Let's be clear: I have noted in multiple posts and probably hundreds of tweets.that I'm pro-life and have been all my life. Although my religion (Roman Catholicism) has consistently opposed the practice since the earliest generations of the Church, I never heard about abortion from my folks on their own or at church. I already knew from science class at school that human life begins at conception. I've mentioned this in the past: as a boy, I stumbled across the word 'abortion' in a newspaper; I asked my Mom what it meant. My Mom basically described a D&C procedure in nonjudgmental terms. I was truly horrified, protesting to Mom, "But that's murder! What does the Church say? It must be against it" And the Church has been, consistently opposed it since the Didache. It was a subject of one of my first college research papers at OLL; there was a theological dispute over the gravity of the sin depending on the quickening, the point of ensoulment, an Aristotelian construct. The sin was exceptionally grave after ensoulment in the view of some theologians, although early abortion was seen as the frustration/rejection of God's gift of new life. The relevant stage hypothesis of fetal development was quickly abandoned with advances in modern biology. Speaker Nancy Pelosi, a pro-abort Catholic like Biden, has made misleading reference to the dated ensoulment controversy to rationalize her public contradiction with the Church's public opposition.
I was ardently pro-life before college and before Roe v Wade. Make no mistake. I realize, like suicide, it's very difficult to prevent abortion. In many cases we may not even know a woman is pregnant until she starts showing; she can engage in behavior risky to the preborn child, there are abortifacients, and there are locations where the practice is legal, not to mention black markets for services in demand under the cloak of anonymity. From a pro-life perspective, the bigger issue has always been one of moral persuasion. In many cases, it can be showing the mother visual evidence of the human life growing inside of her, providing the viable alternative of adoption if she worries about the burden of motherhood after birth.
Why make abortion illegal? To protect human life. Society is vested in its own sustainability. To discriminate against human life at stages of development is arbitrary and morally unacceptable.My understanding is that when abortion laws have been enforced, the focus has been on enablers, like providers. We pro-lifers see mothers also as victims of abortion, not unlike women who have suffered miscarriages, and object to sanctions like imprisonment. There are pro-life resources to support women after the traumatic tragedy of abortion, like Catholic-sponsored Project Rachel.
The Constitutional abomination of Roe v Wade haunts my memories to the present. Millions of babies have been killed in the pro-abort era following Roe. The SCOTUS' power grab from traditional abortion regulation by the states was a convoluted mess which concerned even pro-abort Justice RBG. The fact is colonial America and the young USA drew from British law, including legal sanctions after the quickening.

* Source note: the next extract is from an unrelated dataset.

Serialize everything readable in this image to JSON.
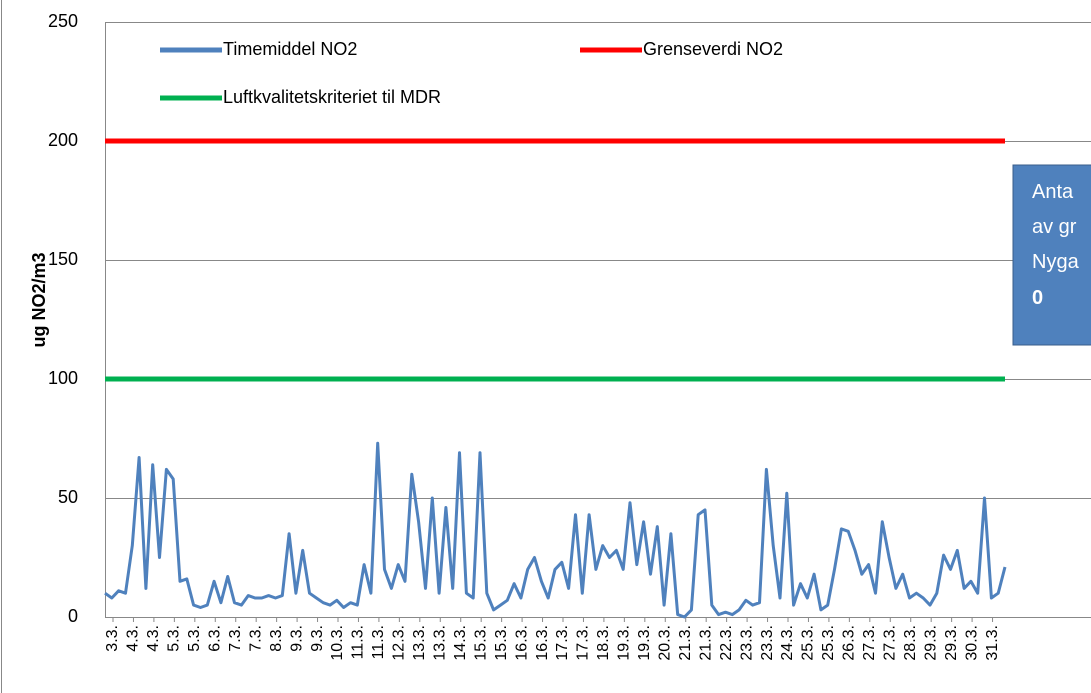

The Dobbs' overturn of Roe was long overdue, as SCOTUS found itself having to referee countless state challenges, even as viability of the child outside the womb continues to increase to 22 to 23 weeks and biology shows earlier evidence of the development of functional organs and nervous systems of the child weeks after conception.
I do not underestimate the pro-life challenges in a post-Roe era. You have powerful crony interests, like the leading abortion provider, Planned Parenthood. You have generations raised up in a pro-abort culture. You have at least 16 states plus DC with pro-abort laws on the books, with many of them, like California, promoting abortion tourism, even offering to subsidize expenses. Even some of my close friends over the years are pro-aborts.
I have no intent of constantly publishing on abortion, but I may have to as events evolve post Roe. I personally prefer a softer approach, not an in-your-face like a former nephew-in-law, aimed at persuasion, like I try to do through my daily post "choose life" clips.